A.O Scott always levels with you, and unlike other writers who seem more interested in impressing you with their witty analogies and sharp humor, he is more than capable of turning an entertaining phrase, but never at the expense of relevant criticism.
6- Al Kratina (The Montreal Gazette Cine Files)
Al Kratina is a freelance writer and award-winning filmmaker based in Montreal. He’s a regular contributor to the Montreal Gazette, rounding up recent underground DVD releases and covers film festivals for the Gazette’s Ciné Files blog.
Al Kratina is the young Canadian version of Anthony Lane, only with a sick and twisted sense of humor. His reviews are always edgy and he’s always unapologetic about it. He asks the questions the directors should have asked themselves, in a deft, clean process that is both funny and incredibly clever.
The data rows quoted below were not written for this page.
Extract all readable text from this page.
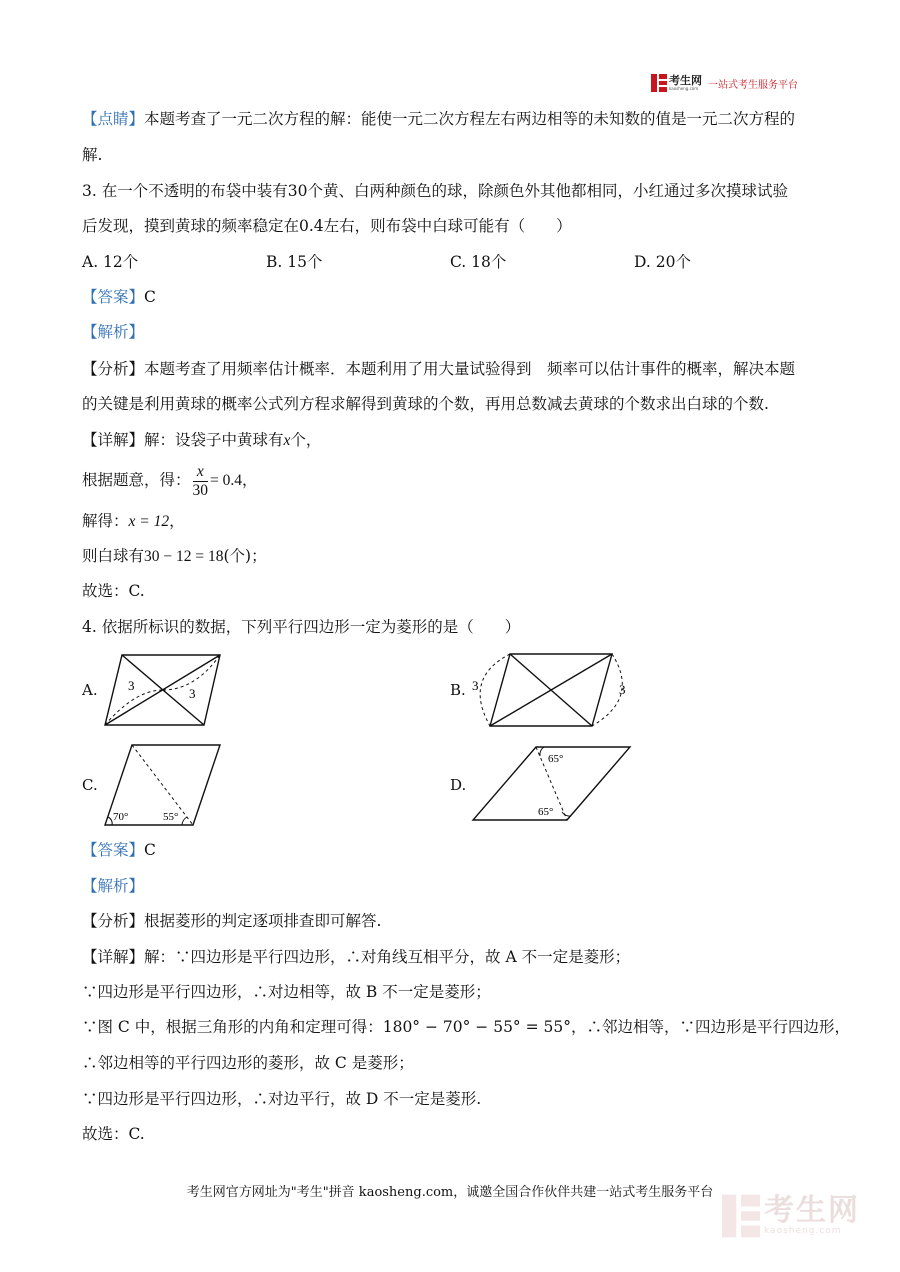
考生网
kaosheng.com 一站式考生服务平台
【点睛】本题考查了一元二次方程的解：能使一元二次方程左右两边相等的未知数的值是一元二次方程的
解.
3. 在一个不透明的布袋中装有30个黄、白两种颜色的球，除颜色外其他都相同，小红通过多次摸球试验
后发现，摸到黄球的频率稳定在0.4左右，则布袋中白球可能有（　　）
A. 12个	B. 15个	C. 18个	D. 20个
【答案】C
【解析】
【分析】本题考查了用频率估计概率．本题利用了用大量试验得到　频率可以估计事件的概率，解决本题
的关键是利用黄球的概率公式列方程求解得到黄球的个数，再用总数减去黄球的个数求出白球的个数.
【详解】解：设袋子中黄球有x个，
根据题意，得： $\frac{x}{30} = 0.4$，
解得：x = 12，
则白球有30 − 12 = 18(个)；
故选：C.
4. 依据所标识的数据，下列平行四边形一定为菱形的是（　　）
A. 3
3	B. 3	3
C.
70°	55°
D.
65°
65°
【答案】C
【解析】
【分析】根据菱形的判定逐项排查即可解答.
【详解】解：∵四边形是平行四边形，∴对角线互相平分，故 A 不一定是菱形；
∵四边形是平行四边形，∴对边相等，故 B 不一定是菱形；
∵图 C 中，根据三角形的内角和定理可得：180° − 70° − 55° = 55°，∴邻边相等，∵四边形是平行四边形，
∴邻边相等的平行四边形的菱形，故 C 是菱形；
∵四边形是平行四边形，∴对边平行，故 D 不一定是菱形.
故选：C.
考生网官方网址为"考生"拼音 kaosheng.com，诚邀全国合作伙伴共建一站式考生服务平台
考生网
kaosheng.com
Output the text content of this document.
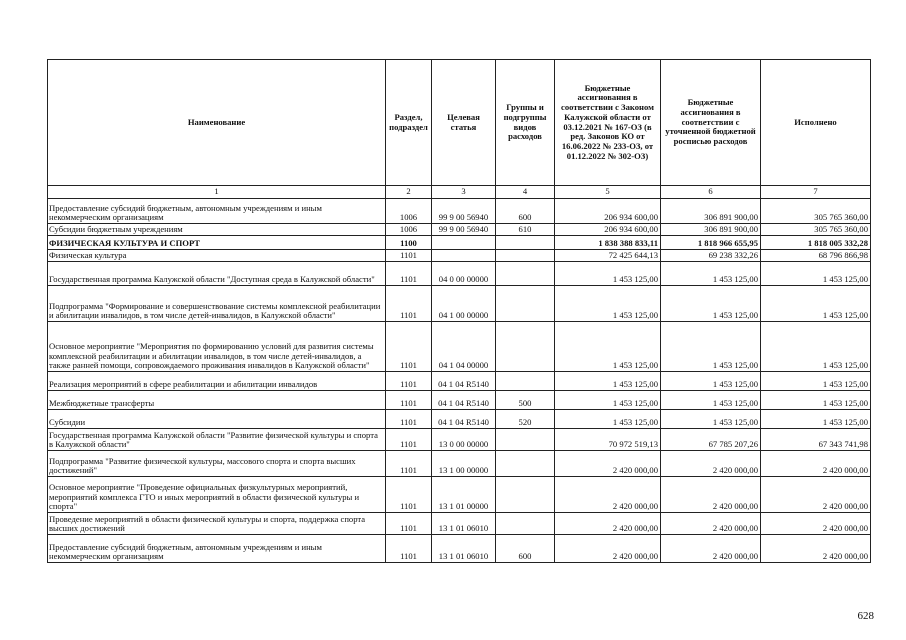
Наименование	Раздел, подраздел	Целевая статья	Группы и подгруппы видов расходов	Бюджетные ассигнования в соответствии с Законом Калужской области от 03.12.2021 № 167-ОЗ (в ред. Законов КО от 16.06.2022 № 233-ОЗ, от 01.12.2022 № 302-ОЗ)	Бюджетные ассигнования в соответствии с уточненной бюджетной росписью расходов	Исполнено
1	2	3	4	5	6	7
Предоставление субсидий бюджетным, автономным учреждениям и иным некоммерческим организациям	1006	99 9 00 56940	600	206 934 600,00	306 891 900,00	305 765 360,00
Субсидии бюджетным учреждениям	1006	99 9 00 56940	610	206 934 600,00	306 891 900,00	305 765 360,00
ФИЗИЧЕСКАЯ КУЛЬТУРА И СПОРТ	1100			1 838 388 833,11	1 818 966 655,95	1 818 005 332,28
Физическая культура	1101			72 425 644,13	69 238 332,26	68 796 866,98
Государственная программа Калужской области "Доступная среда в Калужской области"	1101	04 0 00 00000		1 453 125,00	1 453 125,00	1 453 125,00
Подпрограмма "Формирование и совершенствование системы комплексной реабилитации и абилитации инвалидов, в том числе детей-инвалидов, в Калужской области"	1101	04 1 00 00000		1 453 125,00	1 453 125,00	1 453 125,00
Основное мероприятие "Мероприятия по формированию условий для развития системы комплексной реабилитации и абилитации инвалидов, в том числе детей-инвалидов, а также ранней помощи, сопровождаемого проживания инвалидов в Калужской области"	1101	04 1 04 00000		1 453 125,00	1 453 125,00	1 453 125,00
Реализация мероприятий в сфере реабилитации и абилитации инвалидов	1101	04 1 04 R5140		1 453 125,00	1 453 125,00	1 453 125,00
Межбюджетные трансферты	1101	04 1 04 R5140	500	1 453 125,00	1 453 125,00	1 453 125,00
Субсидии	1101	04 1 04 R5140	520	1 453 125,00	1 453 125,00	1 453 125,00
Государственная программа Калужской области "Развитие физической культуры и спорта в Калужской области"	1101	13 0 00 00000		70 972 519,13	67 785 207,26	67 343 741,98
Подпрограмма "Развитие физической культуры, массового спорта и спорта высших достижений"	1101	13 1 00 00000		2 420 000,00	2 420 000,00	2 420 000,00
Основное мероприятие "Проведение официальных физкультурных мероприятий, мероприятий комплекса ГТО и иных мероприятий в области физической культуры и спорта"	1101	13 1 01 00000		2 420 000,00	2 420 000,00	2 420 000,00
Проведение мероприятий в области физической культуры и спорта, поддержка спорта высших достижений	1101	13 1 01 06010		2 420 000,00	2 420 000,00	2 420 000,00
Предоставление субсидий бюджетным, автономным учреждениям и иным некоммерческим организациям	1101	13 1 01 06010	600	2 420 000,00	2 420 000,00	2 420 000,00
628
One doesn’t need to even want to watch a movie to read his reviews. His writing is gratifying enough – always incisive, and without a doubt the funniest critic I know. I have listed three links above, one of which leads to him hosting on Sound On Sight Radio. I highly recommend you tune in and listen to his reviews on the Star Trek franchise. Sure, he’s gratuitously vulgar and pretends to be a sociopath but beyond the facade is a passionate filmmaker, film lover and one of the sweetest guys I know with a mind as sharp as any of the top critics.
7- Matty Robinson (Filmspotting)
Matty Robinson is one of the two hosts of Filmspotting, a weekly film podcast and radio program from Chicago. Along with his charming personality which transmits clear through the air waves, his opinons are always strong and he has impeccable taste in the arts. Matty is consistent and he truly wants a film to succeed and rather than relish on a film’s shortcomings he laments in their failure. His knowledge of the arts comes clear with every review and he is always quick to reference other films, filmmakers and quote great literature. It’s above all impressive that he can review a film off-the-cuff on public radio better than most critics after their third or fourth draft.
8- Scott Tobias (A.V. Club)
Scott Tobias is the film editor and critic at The A.V. Club, an entertainment newspaper and website published by The Onion. As bundled with The Onion, it is distributed in print form, free of charge, in Madison, Milwaukee, New York City, Chicago, Minneapolis-St. Paul, Denver/Boulder, Austin, and Washington, D.C.
Usually critics do their best work when they are excited by a film, but the rest of the time, their boredom is visible in their writing. On a weekly basis Scott Tobias, no matter what, always seems enthused to be writing about film.